# Homework Help: Help w/ 1 more limit

1. Dec 16, 2004

### SomeRandomGuy

lim as x approaches 0 from the right of x^(tan(x))

I took the ln and got tan(x)ln(x), then made it ln(x)/(1/tan(x)) which = ln(x)/(cot(x)) and I could use L' Hospital's rule. I got (1/x)/(csc^2(x)) and made that (1/x)/(1/sin^2(x)). I then made that sin^2(x)/x and used L' Hospital's rule again to get the lim as x approaches 0 from the right of 2cos(x) which = 2. Am I right or wrong? :/

2. Dec 16, 2004

### Hurkyl

Staff Emeritus
You've made at least one mistake.

3. Dec 16, 2004

### Hurkyl

Staff Emeritus
0^0 is not 1. :tongue2: It's an indeterminate form.

4. Dec 16, 2004

### Euclid

Write $$L=\lim_{x\rightarrow 0} x^{\tan x}$$.
Then $$\log L =\lim_{x\rightarrow 0} \tan x\log x = \lim_{x\rightarrow 0} \frac{\tan x}{\log x}= 0$$
So L = e^0 = 1. There is no use for L'Hopitals rule here.

5. Dec 16, 2004

### Cantari

0/0 is another indeterminate form. When you took the derivative of sin^2 x, you messed up (as well as forgot a negative sign which doesnt effect it). So instead of your top going to 2 it should go to 0.

Last edited: Dec 16, 2004
6. Dec 16, 2004

### dextercioby

U've written something wrong.
Limit and logaritm commute.Use this property to show that:
$$\lim_{x\rightarrow 0} \ln(x^{\tan x}) = \lim_{x\rightarrow 0}\tan x\ln x$$

I hope u can show that the logaritm of the limit is zero,and hence the initial limit is 1.

Daniel.

7. Dec 16, 2004

### dextercioby

Not to perform any differentiations on the sine squared use this trick
$$\lim_{x \rightarrow 0} \frac{\sin x}{x} =1$$.

Daniel.

8. Dec 16, 2004

### Cantari

Also I am not sure that you know that when you take the ln of this, you need to take the ln of the other side of the equals sign.

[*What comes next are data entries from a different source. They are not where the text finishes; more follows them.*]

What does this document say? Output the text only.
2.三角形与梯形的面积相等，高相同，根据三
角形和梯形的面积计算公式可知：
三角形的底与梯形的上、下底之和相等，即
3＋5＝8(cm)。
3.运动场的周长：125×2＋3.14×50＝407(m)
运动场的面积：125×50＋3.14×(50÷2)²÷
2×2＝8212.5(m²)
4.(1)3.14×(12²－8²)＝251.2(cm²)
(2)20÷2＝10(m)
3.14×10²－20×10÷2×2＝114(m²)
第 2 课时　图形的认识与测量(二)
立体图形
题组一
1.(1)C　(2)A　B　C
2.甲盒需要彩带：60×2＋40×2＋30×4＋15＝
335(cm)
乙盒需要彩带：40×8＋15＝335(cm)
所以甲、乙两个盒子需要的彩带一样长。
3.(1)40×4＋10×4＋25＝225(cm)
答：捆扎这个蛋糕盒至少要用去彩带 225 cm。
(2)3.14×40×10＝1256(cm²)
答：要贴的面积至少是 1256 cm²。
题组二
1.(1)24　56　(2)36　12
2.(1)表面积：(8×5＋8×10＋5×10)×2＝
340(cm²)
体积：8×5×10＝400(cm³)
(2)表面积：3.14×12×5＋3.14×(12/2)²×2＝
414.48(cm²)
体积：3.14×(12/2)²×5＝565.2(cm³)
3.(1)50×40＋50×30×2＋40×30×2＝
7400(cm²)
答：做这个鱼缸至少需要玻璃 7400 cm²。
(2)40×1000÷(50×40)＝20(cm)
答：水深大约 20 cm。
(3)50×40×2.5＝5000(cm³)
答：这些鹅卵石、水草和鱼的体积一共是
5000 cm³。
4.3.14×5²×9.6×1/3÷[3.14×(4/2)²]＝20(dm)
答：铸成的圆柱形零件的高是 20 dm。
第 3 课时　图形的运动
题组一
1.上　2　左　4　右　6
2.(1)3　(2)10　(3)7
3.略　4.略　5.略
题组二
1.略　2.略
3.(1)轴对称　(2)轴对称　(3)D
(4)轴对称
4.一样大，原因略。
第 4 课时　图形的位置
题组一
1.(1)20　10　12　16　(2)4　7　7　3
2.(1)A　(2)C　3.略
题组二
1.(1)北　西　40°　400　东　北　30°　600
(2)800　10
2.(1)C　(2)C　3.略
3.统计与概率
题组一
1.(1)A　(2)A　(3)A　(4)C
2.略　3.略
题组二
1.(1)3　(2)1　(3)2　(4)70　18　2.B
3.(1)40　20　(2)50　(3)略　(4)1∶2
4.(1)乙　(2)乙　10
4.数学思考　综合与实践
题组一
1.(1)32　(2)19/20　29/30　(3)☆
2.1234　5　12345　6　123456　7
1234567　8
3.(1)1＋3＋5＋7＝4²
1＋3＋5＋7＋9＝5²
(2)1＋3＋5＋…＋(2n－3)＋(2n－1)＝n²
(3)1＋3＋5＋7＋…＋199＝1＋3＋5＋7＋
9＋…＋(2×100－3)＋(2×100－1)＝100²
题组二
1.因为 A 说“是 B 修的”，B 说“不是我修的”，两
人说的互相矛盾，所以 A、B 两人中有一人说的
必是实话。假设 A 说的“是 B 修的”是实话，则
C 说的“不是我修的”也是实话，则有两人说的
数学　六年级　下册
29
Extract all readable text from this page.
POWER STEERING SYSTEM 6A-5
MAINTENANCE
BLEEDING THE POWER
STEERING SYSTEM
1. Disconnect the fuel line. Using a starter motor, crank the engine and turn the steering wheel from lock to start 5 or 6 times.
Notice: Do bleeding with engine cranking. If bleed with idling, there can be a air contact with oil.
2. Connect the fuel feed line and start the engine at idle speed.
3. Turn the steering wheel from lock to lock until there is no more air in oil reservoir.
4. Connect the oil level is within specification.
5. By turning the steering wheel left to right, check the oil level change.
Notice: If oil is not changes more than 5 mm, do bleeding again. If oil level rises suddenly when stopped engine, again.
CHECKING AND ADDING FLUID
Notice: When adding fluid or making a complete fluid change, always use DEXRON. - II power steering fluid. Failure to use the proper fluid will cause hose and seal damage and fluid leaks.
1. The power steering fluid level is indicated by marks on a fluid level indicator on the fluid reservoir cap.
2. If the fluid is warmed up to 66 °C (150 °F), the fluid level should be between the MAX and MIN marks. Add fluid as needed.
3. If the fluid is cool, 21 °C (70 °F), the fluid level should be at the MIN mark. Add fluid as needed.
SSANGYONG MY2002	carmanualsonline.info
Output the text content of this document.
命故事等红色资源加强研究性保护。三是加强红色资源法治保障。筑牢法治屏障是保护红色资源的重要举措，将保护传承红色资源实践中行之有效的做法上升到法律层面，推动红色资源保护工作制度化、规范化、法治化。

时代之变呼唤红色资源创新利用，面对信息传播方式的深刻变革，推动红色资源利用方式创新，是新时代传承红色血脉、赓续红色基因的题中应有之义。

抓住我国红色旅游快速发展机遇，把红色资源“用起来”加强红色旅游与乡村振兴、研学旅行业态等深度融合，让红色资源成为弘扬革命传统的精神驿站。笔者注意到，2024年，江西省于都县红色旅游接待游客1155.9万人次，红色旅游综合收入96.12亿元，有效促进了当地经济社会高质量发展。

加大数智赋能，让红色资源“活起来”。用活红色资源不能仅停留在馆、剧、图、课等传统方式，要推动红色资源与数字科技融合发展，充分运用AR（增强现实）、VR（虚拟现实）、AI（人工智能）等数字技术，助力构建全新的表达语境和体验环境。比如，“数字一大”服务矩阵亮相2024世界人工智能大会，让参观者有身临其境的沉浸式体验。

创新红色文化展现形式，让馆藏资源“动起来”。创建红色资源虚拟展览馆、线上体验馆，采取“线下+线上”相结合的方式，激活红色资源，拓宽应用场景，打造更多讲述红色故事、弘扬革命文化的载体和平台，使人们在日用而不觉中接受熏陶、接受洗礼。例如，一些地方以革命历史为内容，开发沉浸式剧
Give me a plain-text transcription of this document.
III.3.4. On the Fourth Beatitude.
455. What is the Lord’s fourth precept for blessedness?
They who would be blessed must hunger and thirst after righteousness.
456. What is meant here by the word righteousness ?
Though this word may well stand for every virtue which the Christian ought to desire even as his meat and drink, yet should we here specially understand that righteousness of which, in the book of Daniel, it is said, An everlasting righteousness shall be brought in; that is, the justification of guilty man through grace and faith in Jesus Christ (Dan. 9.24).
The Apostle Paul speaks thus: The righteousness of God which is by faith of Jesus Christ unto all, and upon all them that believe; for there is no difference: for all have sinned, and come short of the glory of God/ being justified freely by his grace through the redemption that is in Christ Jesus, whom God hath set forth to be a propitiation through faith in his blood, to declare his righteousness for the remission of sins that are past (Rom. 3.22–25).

So just assume that it equals y, then the answer is ln y = 0, which would be 1.

9. Dec 16, 2004

### dextercioby

Which other side??Of course u apply logarithm on the both sides of the equation:
$$\lim_{x\rightarrow 0} x^{\tan x} = L$$
,where L is the limit and is the unknown.When u take logarithm,u should be stating:
$$\ln L=...=0$$
,from where u get your result...

Daniel.

10. Dec 16, 2004

### Cantari

... my comment was directed to the original poster as he said he got an answer of 2 and assumed that was the final answer. Which would not be the case even if 2 was what the right side came out to be due to the fact he took the log of the problem in the first step.